All good actors act with their eyes, but I don't know anyone who is better at acting with the lower half of their face than Jeff Bridges. Which is to the good in The Last American Hero, because a lot of the film consists of Bridges as Junior Jackson behind the wheel of a race car, his eyes covered with goggles and only the thin slit of his mouth and the determined jut of his jaw visible. But Bridges is also called on to suggest desire (mouth softened, jaw less firmly set), defiance (mouth tense, jaw forward), and defeat (mouth downturned, jaw in retreat). This is not to say that the eyes as well as the voice don't come into play. Bridges has a tour de force scene in the middle of the picture when Junior steps into a record-your-voice booth (a fixture made obsolete by, among other things, the cell phone) to compose an oral letter home to his family, each person -- his disapproving mother (Geraldine Fitzgerald), his supportive brother (Gary Busey), and his incarcerated father (Art Lund) -- receiving an appropriate message as the play of emotions is reflected on his face. There's also a lovely aw-shucks moment when Junior, the hillbilly in the flatlands, deals with the desk clerk in a hotel; Bridges never lapses into caricature in the scene. This also seems to say that Bridges dominates the film, which isn't quite true, since the ensemble consists of not only such skilled character players as Fitzgerald, Busey, and Lund, but also Valerie Perrine as Marge, the racing groupie who adds Junior to her list of racing stars she has bedded, Ned Beatty as Junior's first promoter, and Ed Lauter as the promoter who tries to milk Junior of all the cash he can earn. The film's title comes from the profile of racer Junior Johnson that Tom Wolfe wrote for Esquire in 1965, but it feels a bit misleading.
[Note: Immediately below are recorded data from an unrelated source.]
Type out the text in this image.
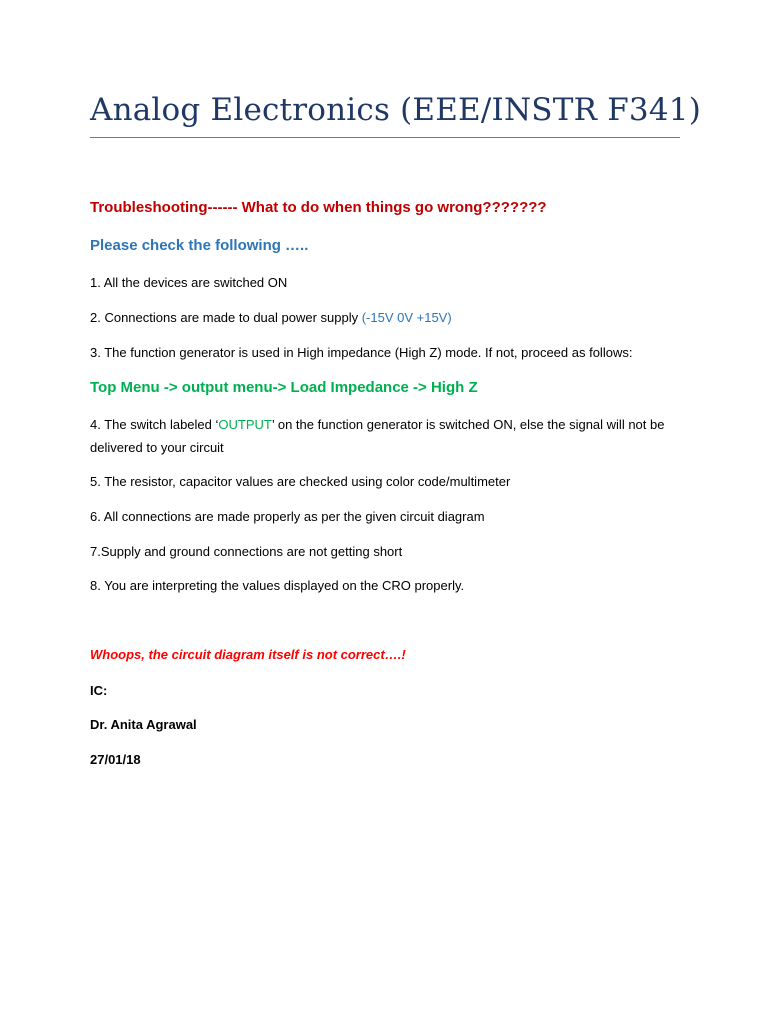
Analog Electronics (EEE/INSTR F341)
Troubleshooting------ What to do when things go wrong???????
Please check the following …..
1. All the devices are switched ON
2. Connections are made to dual power supply (-15V 0V +15V)
3. The function generator is used in High impedance (High Z) mode. If not, proceed as follows:
Top Menu -> output menu-> Load Impedance -> High Z
4. The switch labeled ‘OUTPUT’ on the function generator is switched ON, else the signal will not be delivered to your circuit
5. The resistor, capacitor values are checked using color code/multimeter
6. All connections are made properly as per the given circuit diagram
7.Supply and ground connections are not getting short
8. You are interpreting the values displayed on the CRO properly.
Whoops, the circuit diagram itself is not correct….!
IC:
Dr. Anita Agrawal
27/01/18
There's nothing particularly heroic about Junior Jackson. (The name and many of the biographical details in Wolfe's article were changed, though Johnson himself served as a consultant and technical advisor on the film.) It's less a biopic than an entertaining dip into an American subculture, somewhat glossy in presentation and memorable mostly for its performances.